Gentrification itself isn't a bad thing, she says; it's when the process runs unchecked, as it did in the triangle, that something is lost. "It's very fraught," she says. "It's hard to be critical when the perception is that everyone benefits (from gentrification). But of course, they don't all benefit. Some will be displaced."

Gaito understands all too well the beneficial-bacteria role of the arts in neighbourhoods such as these. "I have a lot of friends who own places around here, who say `Oh my God – thank you for bringing me the gift of equity!'" she says. "But the last thing we want is a repeat of what happened down there. It's about that mixture; and everything we contributed to that neighbourhood is over."
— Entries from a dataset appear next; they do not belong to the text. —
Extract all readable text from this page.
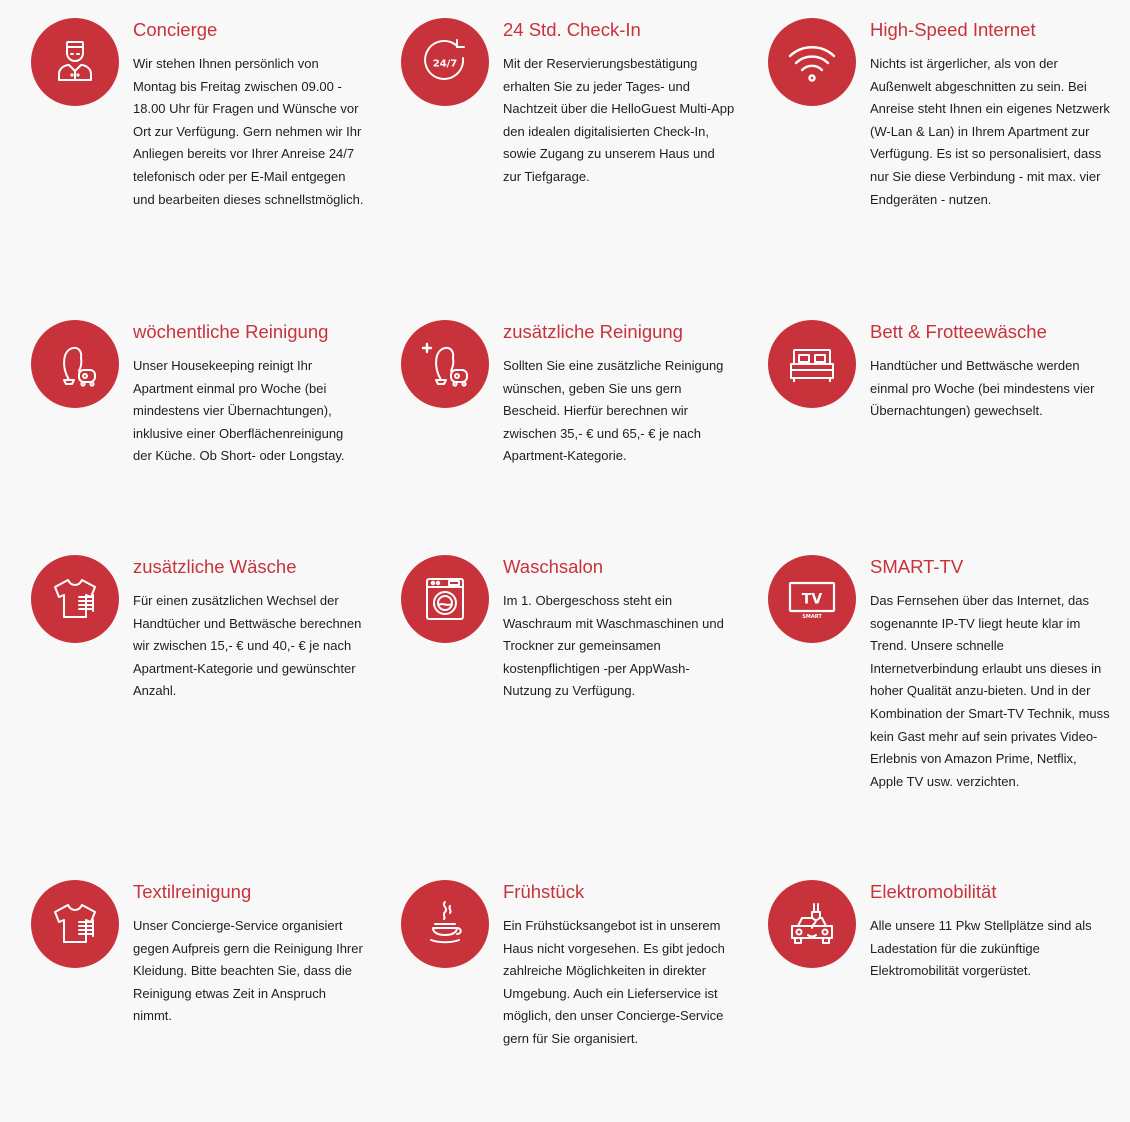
Concierge
Wir stehen Ihnen persönlich von Montag bis Freitag zwischen 09.00 - 18.00 Uhr für Fragen und Wünsche vor Ort zur Verfügung. Gern nehmen wir Ihr Anliegen bereits vor Ihrer Anreise 24/7 telefonisch oder per E-Mail entgegen und bearbeiten dieses schnellstmöglich.
24/7
24 Std. Check-In
Mit der Reservierungsbestätigung erhalten Sie zu jeder Tages- und Nachtzeit über die HelloGuest Multi-App den idealen digitalisierten Check-In, sowie Zugang zu unserem Haus und zur Tiefgarage.
High-Speed Internet
Nichts ist ärgerlicher, als von der Außenwelt abgeschnitten zu sein. Bei Anreise steht Ihnen ein eigenes Netzwerk (W-Lan & Lan) in Ihrem Apartment zur Verfügung. Es ist so personalisiert, dass nur Sie diese Verbindung - mit max. vier Endgeräten - nutzen.
wöchentliche Reinigung
Unser Housekeeping reinigt Ihr Apartment einmal pro Woche (bei mindestens vier Übernachtungen), inklusive einer Oberflächenreinigung der Küche. Ob Short- oder Longstay.
zusätzliche Reinigung
Sollten Sie eine zusätzliche Reinigung wünschen, geben Sie uns gern Bescheid. Hierfür berechnen wir zwischen 35,- € und 65,- € je nach Apartment-Kategorie.
Bett & Frotteewäsche
Handtücher und Bettwäsche werden einmal pro Woche (bei mindestens vier Übernachtungen) gewechselt.
zusätzliche Wäsche
Für einen zusätzlichen Wechsel der Handtücher und Bettwäsche berechnen wir zwischen 15,- € und 40,- € je nach Apartment-Kategorie und gewünschter Anzahl.
Waschsalon
Im 1. Obergeschoss steht ein Waschraum mit Waschmaschinen und Trockner zur gemeinsamen kostenpflichtigen -per AppWash-Nutzung zu Verfügung.
TV
SMART
SMART-TV
Das Fernsehen über das Internet, das sogenannte IP-TV liegt heute klar im Trend. Unsere schnelle Internetverbindung erlaubt uns dieses in hoher Qualität anzu-bieten. Und in der Kombination der Smart-TV Technik, muss kein Gast mehr auf sein privates Video-Erlebnis von Amazon Prime, Netflix, Apple TV usw. verzichten.
Textilreinigung
Unser Concierge-Service organisiert gegen Aufpreis gern die Reinigung Ihrer Kleidung. Bitte beachten Sie, dass die Reinigung etwas Zeit in Anspruch nimmt.
Frühstück
Ein Frühstücksangebot ist in unserem Haus nicht vorgesehen. Es gibt jedoch zahlreiche Möglichkeiten in direkter Umgebung. Auch ein Lieferservice ist möglich, den unser Concierge-Service gern für Sie organisiert.
Elektromobilität
Alle unsere 11 Pkw Stellplätze sind als Ladestation für die zukünftige Elektromobilität vorgerüstet.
Over, but perhaps not done. "(The triangle) is just another neighbourhood with too many bad bars and restaurants," Schwartz said. "Soon, we'll be somewhere new – until it all happens again."
 
Well, at least one of the buildings are pretty now (^). But what I think is a bigger issue than the looks and scale of the project is the layout and public transit. If the layout leads to seedy back streets and a public transit that can't cope with the increased population this area will not be a nice place to live in. Hopefully the developers look at Active 18's recommendations for street and sidewalk connections; and hopefully GO gets there head around putting a city express train that stops at Dufferin/Gladstone that acts like a subway.

Is there a proposal for a Dufferin/Gladstone express???? Link?
 
New Queen West restaurants limited

National Post Published: Wednesday, January 13, 2010

A push back from residents of an eclectic stretch of Queen Street West, between Dovercourt Road and Gladstone Avenue, has yielded more limits for new restaurants in the zone.

Toronto and East York Community Council yesterday approved a series of zoning amendments that would set smaller size caps, from 400 square metres to 175 square metres, and limit where patios can go.

The issue on this part of Queen West, much like a section of Ossington Avenue, was "too much change, too fast," said Deputy Mayor Joe Pantalone, who represents a portion of the affected area. "And therefore a sense of equilibrium was lost, and there has been push back that the residents want to protect their quality of life."

The restrictions still need to be approved by city council, which meets on Jan. 26.